Najwan Darwish has been called one of the foremost Arabic-language poets of his generation. His poems – often written in response to historical injustices in Palestine and beyond – can be woundingly direct or disconcertingly witty. Embrace is a new selection published as part of the PTC’s World Poets Series contains translations made by Atef Alshaer with the UK poet Paul Batchelor.
Join us online for the official launch of this new book with readings from Najwan Darwish and Atef Alshaer along with a discussion of the poems and the translation process with the World Poets Series editor Edward Doegar, the PTC’s Commissioning Editor.
There are two ticket types available for this event: simple admission or admission with a preorder of Darwish’s book: Embrace.
Najwan Darwish is a Palestinian poet born in Jerusalem. He published his first book of poetry in 2000 and has been an important literary figure ever since. He has published eight books in Arabic, and his work has been translated into over twenty languages. The New York Review Books, which published the English translation of his collection Nothing More to Lose in 2014, describes him as ‘one of the foremost Arabic-language poets of his generation’.
Darwish has co-founded and directed cultural projects throughout the Arab world and served as the literary advisor to the Palestine Festival of Literature. He has held many key positions in cultural journalism and has been the Chief Cultural Editor of the Arabic-language London-based newspaper Al Araby Al Jadeed since 2014. Darwish lives between Jerusalem and Haifa.
Atef Alshaer is a Senior Lecturer in Arabic Studies at the University of Westminster. He was educated at Birzeit University in Palestine and the School of Oriental and African Studies, University of London.

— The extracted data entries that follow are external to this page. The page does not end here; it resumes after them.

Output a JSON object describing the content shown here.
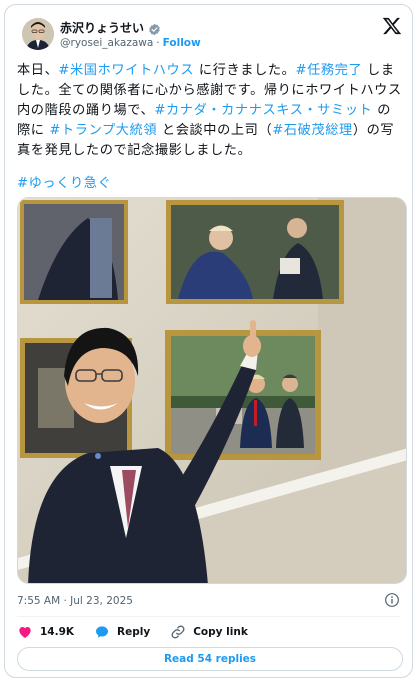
{
  "author": {
    "display_name": "赤沢りょうせい",
    "handle": "@ryosei_akazawa",
    "separator": "·",
    "follow_label": "Follow"
  },
  "tweet": {
    "text_segments": [
      {
        "text": "本日、",
        "tag": false
      },
      {
        "text": "#米国ホワイトハウス",
        "tag": true
      },
      {
        "text": " に行きました。",
        "tag": false
      },
      {
        "text": "#任務完了",
        "tag": true
      },
      {
        "text": " しました。全ての関係者に心から感謝です。帰りにホワイトハウス内の階段の踊り場で、",
        "tag": false
      },
      {
        "text": "#カナダ・カナナスキス・サミット",
        "tag": true
      },
      {
        "text": " の際に ",
        "tag": false
      },
      {
        "text": "#トランプ大統領",
        "tag": true
      },
      {
        "text": " と会談中の上司（",
        "tag": false
      },
      {
        "text": "#石破茂総理",
        "tag": true
      },
      {
        "text": "）の写真を発見したので記念撮影しました。",
        "tag": false
      }
    ],
    "hashtag_line": "#ゆっくり急ぐ",
    "timestamp": "7:55 AM · Jul 23, 2025"
  },
  "actions": {
    "like_count": "14.9K",
    "reply_label": "Reply",
    "copy_link_label": "Copy link"
  },
  "read_replies_label": "Read 54 replies",
  "colors": {
    "accent": "#1d9bf0",
    "like": "#f91880",
    "text": "#0f1419",
    "muted": "#536471"
  }
}
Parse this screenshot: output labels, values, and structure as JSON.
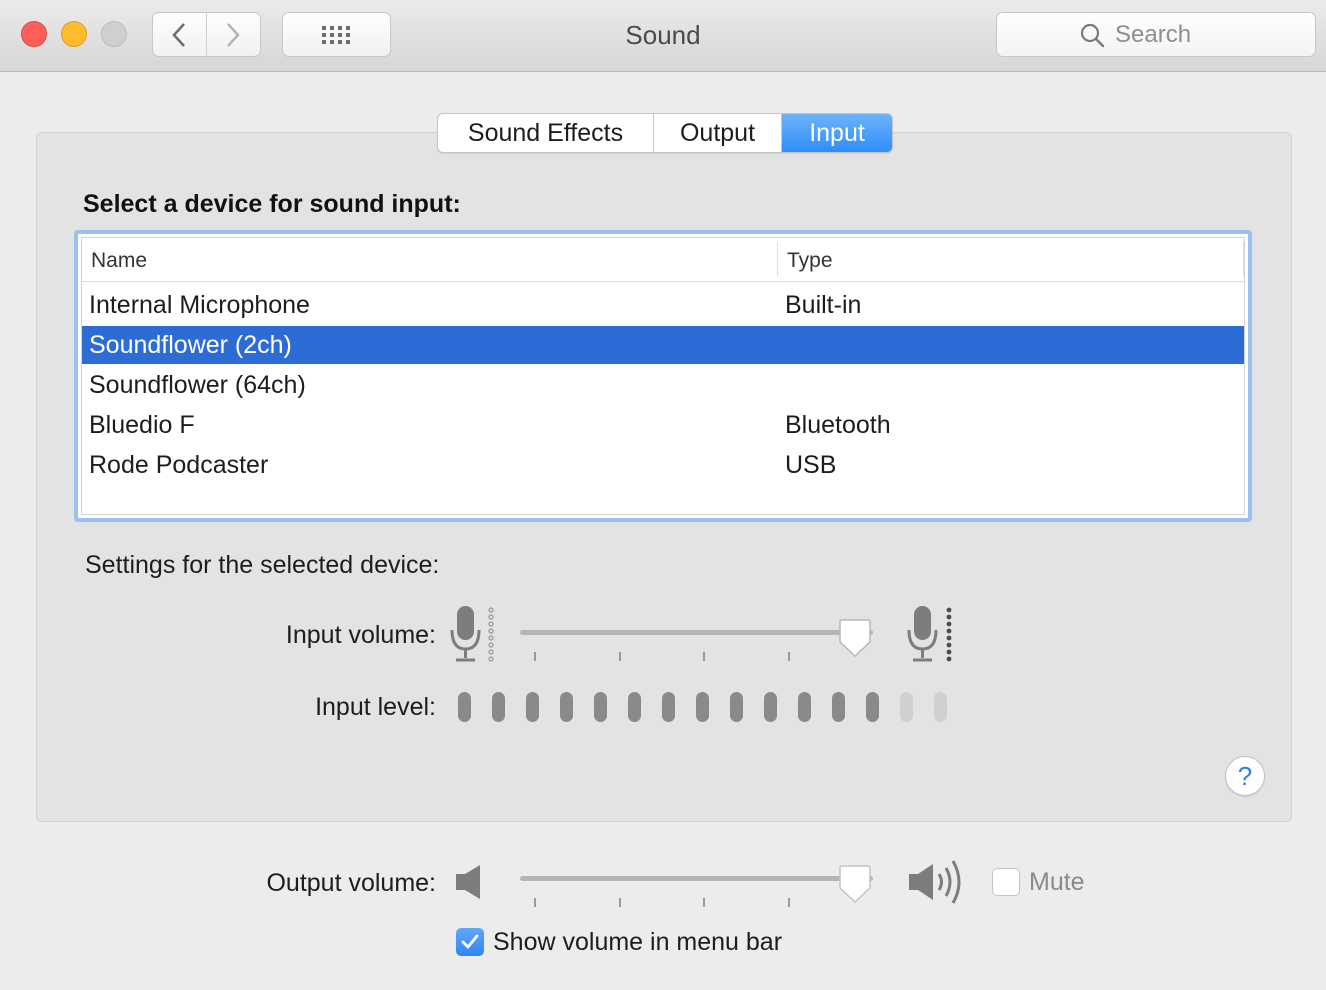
{
  "window": {
    "title": "Sound",
    "search_placeholder": "Search"
  },
  "tabs": [
    {
      "label": "Sound Effects",
      "selected": false
    },
    {
      "label": "Output",
      "selected": false
    },
    {
      "label": "Input",
      "selected": true
    }
  ],
  "input_section": {
    "title": "Select a device for sound input:",
    "columns": [
      "Name",
      "Type"
    ],
    "devices": [
      {
        "name": "Internal Microphone",
        "type": "Built-in",
        "selected": false
      },
      {
        "name": "Soundflower (2ch)",
        "type": "",
        "selected": true
      },
      {
        "name": "Soundflower (64ch)",
        "type": "",
        "selected": false
      },
      {
        "name": "Bluedio F",
        "type": "Bluetooth",
        "selected": false
      },
      {
        "name": "Rode Podcaster",
        "type": "USB",
        "selected": false
      }
    ]
  },
  "settings": {
    "title": "Settings for the selected device:",
    "input_volume_label": "Input volume:",
    "input_volume_fraction": 0.95,
    "input_level_label": "Input level:",
    "input_level_total": 15,
    "input_level_active": 13
  },
  "output": {
    "volume_label": "Output volume:",
    "volume_fraction": 0.95,
    "mute_label": "Mute",
    "mute_checked": false,
    "show_in_menubar_label": "Show volume in menu bar",
    "show_in_menubar_checked": true
  },
  "help_label": "?",
  "colors": {
    "accent": "#2f8ef8",
    "selection": "#2d6cd4",
    "close": "#fc5f57",
    "minimize": "#fdbc2e",
    "zoom_disabled": "#cfcfcf"
  }
}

He is the author of several publications in the fields of language, literature and politics, including Poetry and Politics in the Modern Arab World, 2016 and The Hizbullah Phenomenon: Politics and Communication (with Dina Matar and Lina Khatib), 2014.
Alshaer regularly contributes to academic and media outlets, including the BBC, Independent, I-Newspaper, Electronic Intifada, Radio Monocle, al-Arabi al-Jadid and Aljazeera. He also writes and translates poetry. He has been active translator for the Poetry Translation Centre since 2008.
Paul Batchelor was born in Northumberland. His first book, The Sinking Road, was published by Bloodaxe in 2008, and in 2014 he published a chapbook, The Love Darg, with Clutag. His recent poems have appeared in The London Review of Books and Poetry.
Paul has won a number of prizes for his work, including an Eric Gregory Award from the Society of Authors in 2003, the Times Stephen Spender Prize for Translation in 2009, and the Editor’s Prize for Reviewing from the Poetry Foundation of America in 2018. He is Director of Creative Writing at Durham University.